De l’eau s’écoule d’un éclairage de néon au
plafond. Les agents de sécurité ont installé une rubalise et tentent de
maitriser la fuite au beau milieu de la salle d’attente. Ils font appel à deux
travailleur/es du nettoyage, est-européens, qui doivent éponger l’eau avec un
chiffon au bout d’une longue perche, sans aucun équipement de sécurité alors
qu’ils peuvent s’électrocuter… Tiens, je remarque qu’un des agents de sécurité
que nous connaissons porte un badge bleu au lieu des insignes oranges de Mitie.
Il confirme : oui, Mitie a bien perdu le marché du tribunal, lui a
eu la chance d’être repris par la nouvelle boite, OSE, et il est bien content
de garder un job proche de son domicile. Il est vrai que Mitie avait commis
quelques abus ici devant nous et contre nous et peut être même contre Julian
Assange que nous avons pu voir terrorisé alors qu’ils étaient chargés de sa
garde. Nous attendons encore jusqu’à 10 heures. Petit à petit la situation se
clarifie : les Européens de l’est se regroupent devant la salle 1 et la
salle 3 sera entièrement consacré à Julian Assange. Florence Iveson, la
nouvelle avocate ayant remplacé Hamilton Fitzgerald, s’active avec Alistar Lyon
et la collaboratrice de Gareth Peirce entre les consultation room, le secrétariat
et la salle d’audience toujours fermée.
A 10 heures passée l’audience n’a toujours pas
commencé, et une certaine nervosité s’installe. Les journalistes arrivés pour
Julian, Juan Passerelli, Mohamed El Maazi, une femme et deux hommes que je ne connais
pas sont assis sur les fauteuils de la salle d’attente confiants qu’ils vont
pouvoir rentrer. Ce n’est pas notre cas, nous sommes inquiets de devoir rester
debout toute la journée ici. Peu après la greffière, une femme que j’ai vu
plusieurs fois toujours plongée dans son ordinateur, sort de la salle
d’audience affichant un visage profondément ennuyé de quelqu’un qu’on charge
d’une besogne qui n’est pas la sienne. Me trouvant toute proche j’entends
Florence Iveson demander un délai parce que Belmarsh ne répond pas aux
sollicitations des avocats. La greffière finit par répondre qu’ils
pourront peut-être lui parler dans la salle une fois la connexion video
établie. Mais les avocats doivent se débrouiller pour faire comparaitre leurs
clients et la cour ne fait aucun effort pour faire ce qui est quand même son
travail… Encore un indice exaspérant que tous ces dysfonctionnements montrent
un monde de faux semblants. Finalement à 10h30 nous sommes toujours debout
devant la porte, alors que Iveson et les deux collaborateurs de Peirce et
Birnberg s’enferment dans la salle.
Vanessa Baraitser la femme qui est censée juger Assange , ici dans la salle 3 du batiment appartenant à a multinationales Prudentdial qui loue ses locaux à la Westminster Magristrate Court
C’est alors qu’entrent dans la salle d’attente
John Shipton et Stella Morris. John Shipton nous salue aimablement puis échange
avec les journalistes. Il est question de qui va lui céder sa précieuse place,
je ne peux le faire vu les efforts que je fais pour être ici. Mais j’ai le
pressentiment que comme dans la Woolwich Court, cela ne sera pas nécessaire.

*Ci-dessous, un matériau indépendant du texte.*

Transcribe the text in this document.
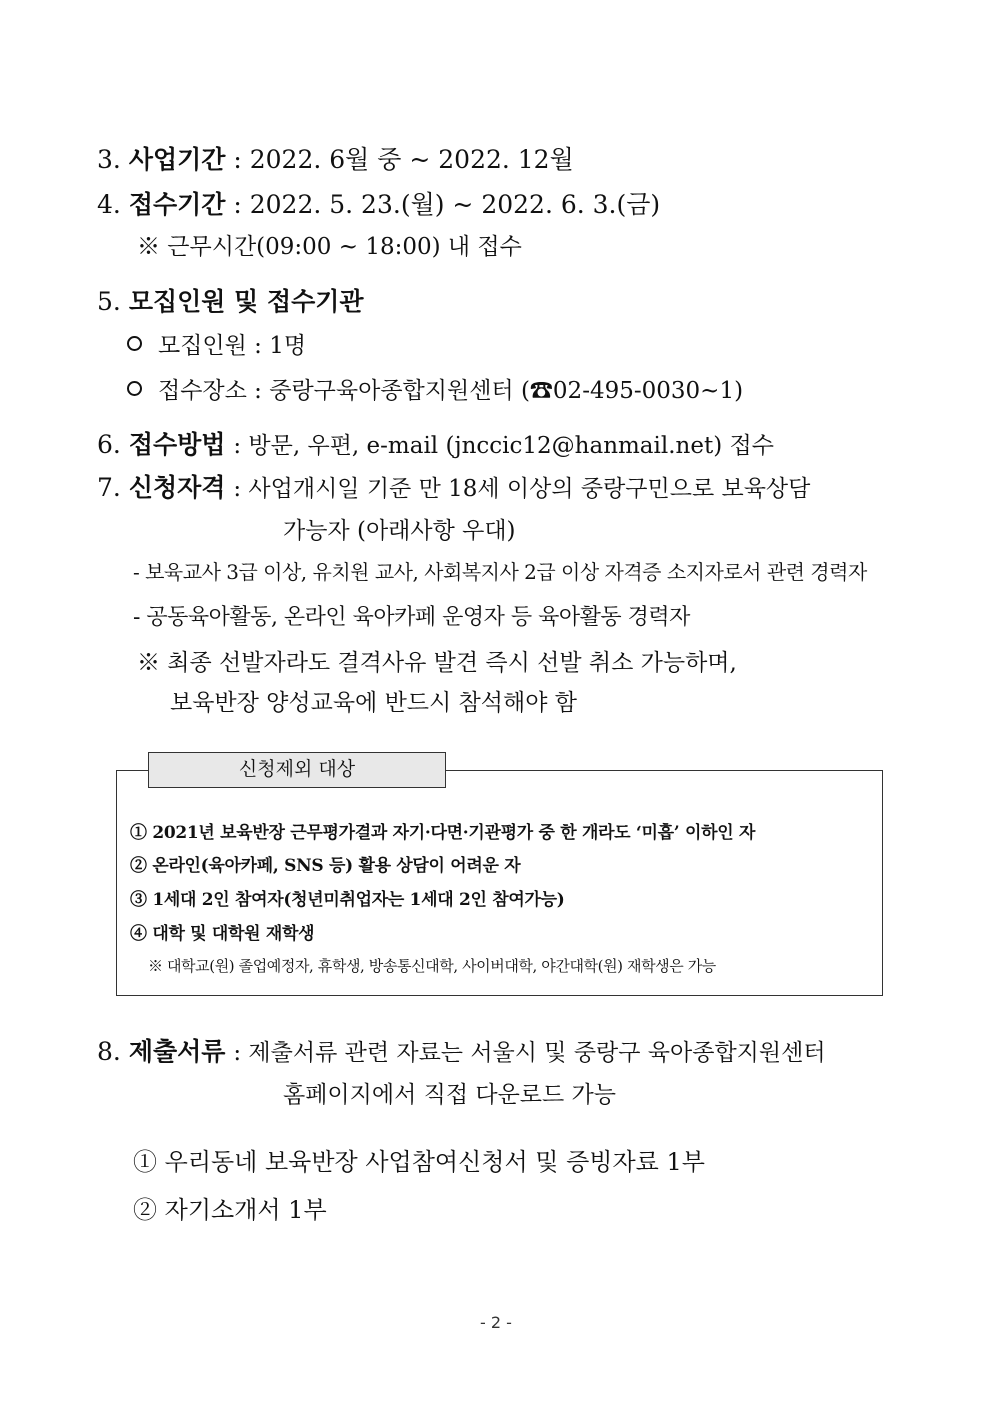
3. 사업기간 : 2022. 6월 중 ~ 2022. 12월
4. 접수기간 : 2022. 5. 23.(월) ~ 2022. 6. 3.(금)
※ 근무시간(09:00 ~ 18:00) 내 접수
5. 모집인원 및 접수기관
모집인원 : 1명
접수장소 : 중랑구육아종합지원센터 (☎02-495-0030~1)
6. 접수방법 : 방문, 우편, e-mail (jnccic12@hanmail.net) 접수
7. 신청자격 : 사업개시일 기준 만 18세 이상의 중랑구민으로 보육상담
가능자 (아래사항 우대)
- 보육교사 3급 이상, 유치원 교사, 사회복지사 2급 이상 자격증 소지자로서 관련 경력자
- 공동육아활동, 온라인 육아카페 운영자 등 육아활동 경력자
※ 최종 선발자라도 결격사유 발견 즉시 선발 취소 가능하며,
보육반장 양성교육에 반드시 참석해야 함
신청제외 대상
① 2021년 보육반장 근무평가결과 자기·다면·기관평가 중 한 개라도 ‘미흡’ 이하인 자
② 온라인(육아카페, SNS 등) 활용 상담이 어려운 자
③ 1세대 2인 참여자(청년미취업자는 1세대 2인 참여가능)
④ 대학 및 대학원 재학생
※ 대학교(원) 졸업예정자, 휴학생, 방송통신대학, 사이버대학, 야간대학(원) 재학생은 가능
8. 제출서류 : 제출서류 관련 자료는 서울시 및 중랑구 육아종합지원센터
홈페이지에서 직접 다운로드 가능
① 우리동네 보육반장 사업참여신청서 및 증빙자료 1부
② 자기소개서 1부
- 2 -
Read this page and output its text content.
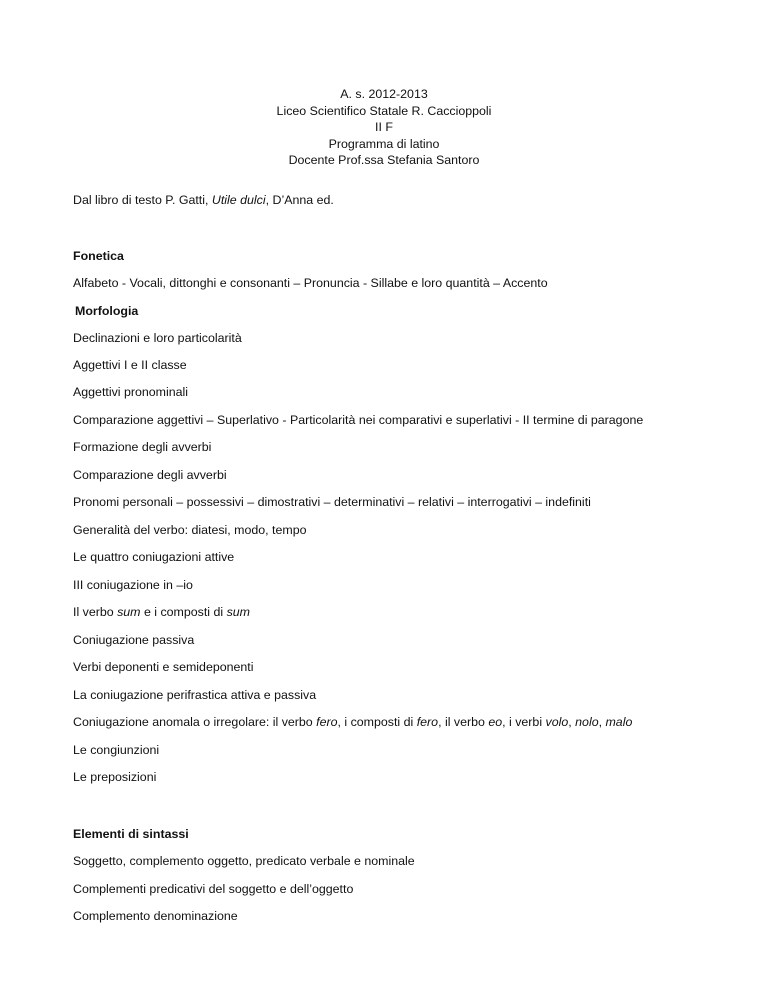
A. s. 2012-2013
Liceo Scientifico Statale R. Caccioppoli
II F
Programma di latino
Docente Prof.ssa Stefania Santoro
Dal libro di testo P. Gatti, Utile dulci, D’Anna ed.
Fonetica
Alfabeto - Vocali, dittonghi e consonanti – Pronuncia - Sillabe e loro quantità – Accento
Morfologia
Declinazioni e loro particolarità
Aggettivi I e II classe
Aggettivi pronominali
Comparazione aggettivi – Superlativo - Particolarità nei comparativi e superlativi - II termine di paragone
Formazione degli avverbi
Comparazione degli avverbi
Pronomi personali – possessivi – dimostrativi – determinativi – relativi – interrogativi – indefiniti
Generalità del verbo: diatesi, modo, tempo
Le quattro coniugazioni attive
III coniugazione in –io
Il verbo sum e i composti di sum
Coniugazione passiva
Verbi deponenti e semideponenti
La coniugazione perifrastica attiva e passiva
Coniugazione anomala o irregolare: il verbo fero, i composti di fero, il verbo eo, i verbi volo, nolo, malo
Le congiunzioni
Le preposizioni
Elementi di sintassi
Soggetto, complemento oggetto, predicato verbale e nominale
Complementi predicativi del soggetto e dell’oggetto
Complemento denominazione
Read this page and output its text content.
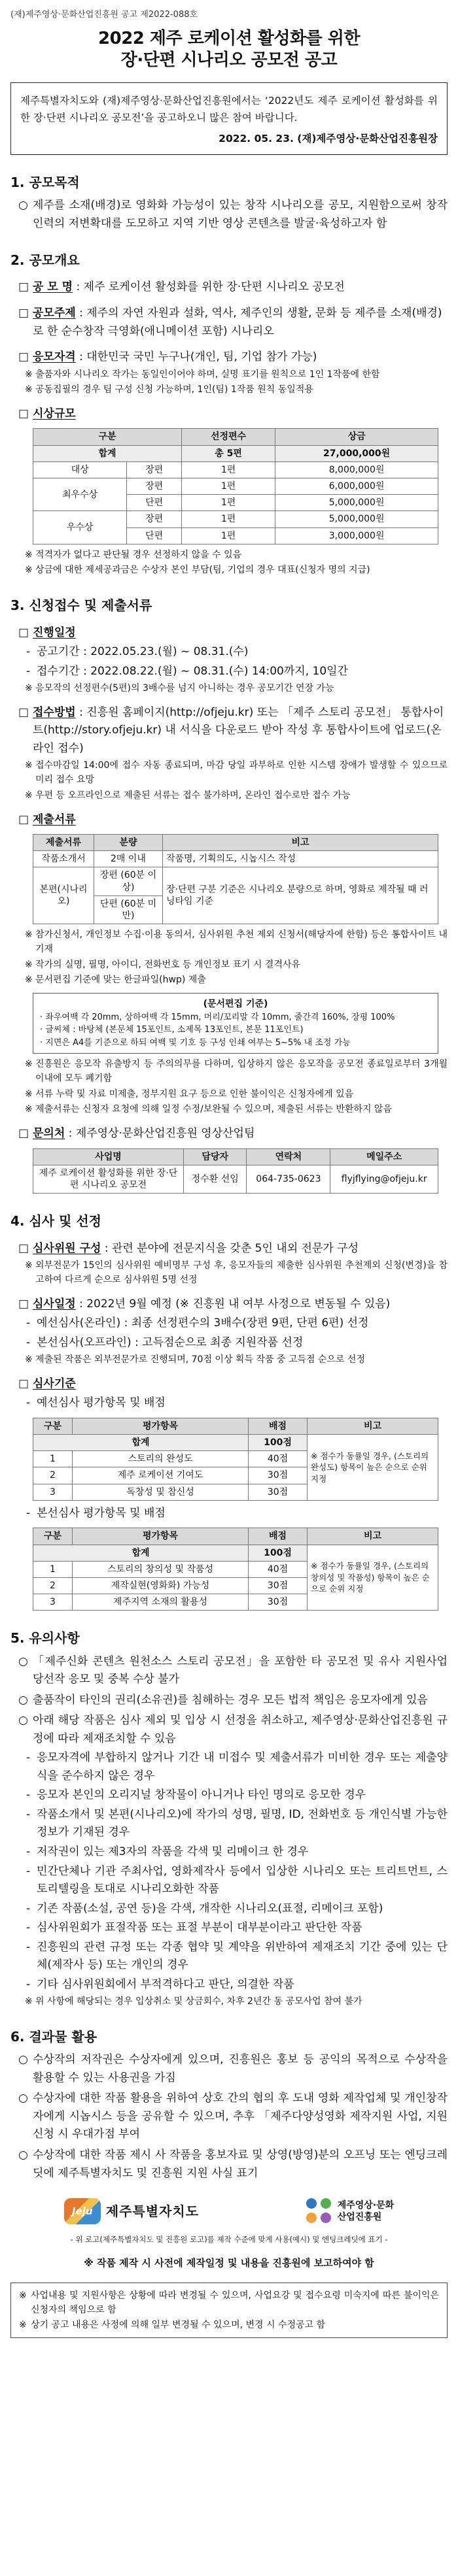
(재)제주영상·문화산업진흥원 공고 제2022-088호
2022 제주 로케이션 활성화를 위한
장·단편 시나리오 공모전 공고
제주특별자치도와 (재)제주영상·문화산업진흥원에서는 ‘2022년도 제주 로케이션 활성화를 위한 장·단편 시나리오 공모전’을 공고하오니 많은 참여 바랍니다.
2022. 05. 23. (재)제주영상·문화산업진흥원장
1. 공모목적
○ 제주를 소재(배경)로 영화화 가능성이 있는 창작 시나리오를 공모, 지원함으로써 창작인력의 저변확대를 도모하고 지역 기반 영상 콘텐츠를 발굴·육성하고자 함
2. 공모개요
□ 공 모 명 : 제주 로케이션 활성화를 위한 장·단편 시나리오 공모전
□ 공모주제 : 제주의 자연 자원과 설화, 역사, 제주인의 생활, 문화 등 제주를 소재(배경)로 한 순수창작 극영화(애니메이션 포함) 시나리오
□ 응모자격 : 대한민국 국민 누구나(개인, 팀, 기업 참가 가능)
※ 출품자와 시나리오 작가는 동일인이어야 하며, 실명 표기를 원칙으로 1인 1작품에 한함
※ 공동집필의 경우 팀 구성 신청 가능하며, 1인(팀) 1작품 원칙 동일적용
□ 시상규모
구분		선정편수	상금
합계		총 5편	27,000,000원
대상	장편	1편	8,000,000원
최우수상	장편	1편	6,000,000원
	단편	1편	5,000,000원
우수상	장편	1편	5,000,000원
	단편	1편	3,000,000원
※ 적격자가 없다고 판단될 경우 선정하지 않을 수 있음
※ 상금에 대한 제세공과금은 수상자 본인 부담(팀, 기업의 경우 대표(신청자 명의 지급)
3. 신청접수 및 제출서류
□ 진행일정
- 공고기간 : 2022.05.23.(월) ~ 08.31.(수)
- 접수기간 : 2022.08.22.(월) ~ 08.31.(수) 14:00까지, 10일간
※ 응모작의 선정편수(5편)의 3배수를 넘지 아니하는 경우 공모기간 연장 가능
□ 접수방법 : 진흥원 홈페이지(http://ofjeju.kr) 또는 「제주 스토리 공모전」 통합사이트(http://story.ofjeju.kr) 내 서식을 다운로드 받아 작성 후 통합사이트에 업로드(온라인 접수)
※ 접수마감일 14:00에 접수 자동 종료되며, 마감 당일 과부하로 인한 시스템 장애가 발생할 수 있으므로 미리 접수 요망
※ 우편 등 오프라인으로 제출된 서류는 접수 불가하며, 온라인 접수로만 접수 가능
□ 제출서류
제출서류	분량	비고
작품소개서	2매 이내	작품명, 기획의도, 시놉시스 작성
본편(시나리오)	장편 (60분 이상)	장·단편 구분 기준은 시나리오 분량으로 하며, 영화로 제작될 때 러닝타임 기준
	단편 (60분 미만)	
※ 참가신청서, 개인정보 수집·이용 동의서, 심사위원 추천 제외 신청서(해당자에 한함) 등은 통합사이트 내 기재
※ 작가의 실명, 필명, 아이디, 전화번호 등 개인정보 표기 시 결격사유
※ 문서편집 기준에 맞는 한글파일(hwp) 제출
(문서편집 기준)
· 좌우여백 각 20mm, 상하여백 각 15mm, 머리/꼬리말 각 10mm, 줄간격 160%, 장평 100%
· 글씨체 : 바탕체 (본문체 15포인트, 소제목 13포인트, 본문 11포인트)
· 지면은 A4를 기준으로 하되 여백 및 기호 등 구성 인쇄 여부는 5~5% 내 조정 가능
※ 진흥원은 응모작 유출방지 등 주의의무를 다하며, 입상하지 않은 응모작을 공모전 종료일로부터 3개월 이내에 모두 폐기함
※ 서류 누락 및 자료 미제출, 정부지원 요구 등으로 인한 불이익은 신청자에게 있음
※ 제출서류는 신청자 요청에 의해 일정 수정/보완될 수 있으며, 제출된 서류는 반환하지 않음
□ 문의처 : 제주영상·문화산업진흥원 영상산업팀
사업명	담당자	연락처	메일주소
제주 로케이션 활성화를 위한 장·단편 시나리오 공모전	정수환 선임	064-735-0623	flyjflying@ofjeju.kr
4. 심사 및 선정
□ 심사위원 구성 : 관련 분야에 전문지식을 갖춘 5인 내외 전문가 구성
※ 외부전문가 15인의 심사위원 예비명부 구성 후, 응모자들의 제출한 심사위원 추천제외 신청(변경)을 참고하여 다르게 순으로 심사위원 5명 선정
□ 심사일정 : 2022년 9월 예정 (※ 진흥원 내 여부 사정으로 변동될 수 있음)
- 예선심사(온라인) : 최종 선정편수의 3배수(장편 9편, 단편 6편) 선정
- 본선심사(오프라인) : 고득점순으로 최종 지원작품 선정
※ 제출된 작품은 외부전문가로 진행되며, 70점 이상 획득 작품 중 고득점 순으로 선정
□ 심사기준
- 예선심사 평가항목 및 배점
구분	평가항목	배점	비고
합계		100점	※ 점수가 동률일 경우, (스토리의 완성도) 항목이 높은 순으로 순위 지정
1	스토리의 완성도	40점	
2	제주 로케이션 기여도	30점	
3	독창성 및 참신성	30점	
- 본선심사 평가항목 및 배점
구분	평가항목	배점	비고
합계		100점	※ 점수가 동률일 경우, (스토리의 창의성 및 작품성) 항목이 높은 순으로 순위 지정
1	스토리의 창의성 및 작품성	40점	
2	제작실현(영화화) 가능성	30점	
3	제주지역 소재의 활용성	30점	
5. 유의사항
○ 「제주신화 콘텐츠 원천소스 스토리 공모전」을 포함한 타 공모전 및 유사 지원사업 당선작 응모 및 중복 수상 불가
○ 출품작이 타인의 권리(소유권)를 침해하는 경우 모든 법적 책임은 응모자에게 있음
○ 아래 해당 작품은 심사 제외 및 입상 시 선정을 취소하고, 제주영상·문화산업진흥원 규정에 따라 제재조치할 수 있음
- 응모자격에 부합하지 않거나 기간 내 미접수 및 제출서류가 미비한 경우 또는 제출양식을 준수하지 않은 경우
- 응모자 본인의 오리지널 창작물이 아니거나 타인 명의로 응모한 경우
- 작품소개서 및 본편(시나리오)에 작가의 성명, 필명, ID, 전화번호 등 개인식별 가능한 정보가 기재된 경우
- 저작권이 있는 제3자의 작품을 각색 및 리메이크 한 경우
- 민간단체나 기관 주최사업, 영화제작사 등에서 입상한 시나리오 또는 트리트먼트, 스토리텔링을 토대로 시나리오화한 작품
- 기존 작품(소설, 공연 등)을 각색, 개작한 시나리오(표절, 리메이크 포함)
- 심사위원회가 표절작품 또는 표절 부분이 대부분이라고 판단한 작품
- 진흥원의 관련 규정 또는 각종 협약 및 계약을 위반하여 제재조치 기간 중에 있는 단체(제작사 등) 또는 개인의 경우
- 기타 심사위원회에서 부적격하다고 판단, 의결한 작품
※ 위 사항에 해당되는 경우 입상취소 및 상금회수, 차후 2년간 동 공모사업 참여 불가
6. 결과물 활용
○ 수상작의 저작권은 수상자에게 있으며, 진흥원은 홍보 등 공익의 목적으로 수상작을 활용할 수 있는 사용권을 가짐
○ 수상자에 대한 작품 활용을 위하여 상호 간의 협의 후 도내 영화 제작업체 및 개인창작자에게 시놉시스 등을 공유할 수 있으며, 추후 「제주다양성영화 제작지원 사업, 지원신청 시 우대가점 부여
○ 수상작에 대한 작품 제시 사 작품을 홍보자료 및 상영(방영)분의 오프닝 또는 엔딩크레딧에 제주특별자치도 및 진흥원 지원 사실 표기
Jeju	제주특별자치도	제주영상·문화
산업진흥원
- 위 로고(제주특별자치도 및 진흥원 로고)를 제작 수준에 맞게 사용(예시) 및 엔딩크레딧에 표기 -
※ 작품 제작 시 사전에 제작일정 및 내용을 진흥원에 보고하여야 함
※ 사업내용 및 지원사항은 상황에 따라 변경될 수 있으며, 사업요강 및 접수요령 미숙지에 따른 불이익은 신청자의 책임으로 함
※ 상기 공고 내용은 사정에 의해 일부 변경될 수 있으며, 변경 시 수정공고 함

Néanmoins lorsque la greffière sort à 10h45 et annonce qu’à cause du
« social distancing » seuls les journalistes pourront entrer et
personne d’autre, l’émotion est vive. Quelqu’un dit quand même que nous sommes ici
depuis 6 heures du matin. Elle fait entrer les journalistes qui sont cinq en
tout. C’est alors que John Shipton s’avance vers elle, Stella Morris derrière
lui. Il dit « je suis le père de Julian Assange et elle sa
partenaire » (« partner »). Et moi, qui suis toujours en tête de
la file, je dis « et moi je représente une association des droits de
l’hommes ». La femme me regarde avec hostilité et crie « Je ne
parle pas avec vous » ! Je suis interloquée car je n’ai rien dit
d’agressif. On aurait pu annoncer que nous sommes la « famille
française » de Julian Assange, celle dont John Shipton a parlé le 18 avril
2020, mais ce n’est pas dans notre style de mentir. Quoi de plus naturel dans
un pays démocratique que la présence d’une association de défense des droits de
l’homme pour contrôler le respect des droits ! Nous n’avons pas besoin de
nous justifier d’être là !
Je suis à coté de John Shipton
Alors la greffière me somme de reculer pour
respecter le « social distancing ». Je le fais avec peine car la file
me pousse dans le dos et les militants sont aussi excédés que moi. Je lui fais
remarquer qu’au moins je porte un masque, un
ustensile qui me donne visiblement plus de légitimité aujourd’hui que
l’évocation des Droits de l’Homme… La greffière remarque « je dois gérer
cette situation » qui objectivement n’est pas facile. On attend silencieusement.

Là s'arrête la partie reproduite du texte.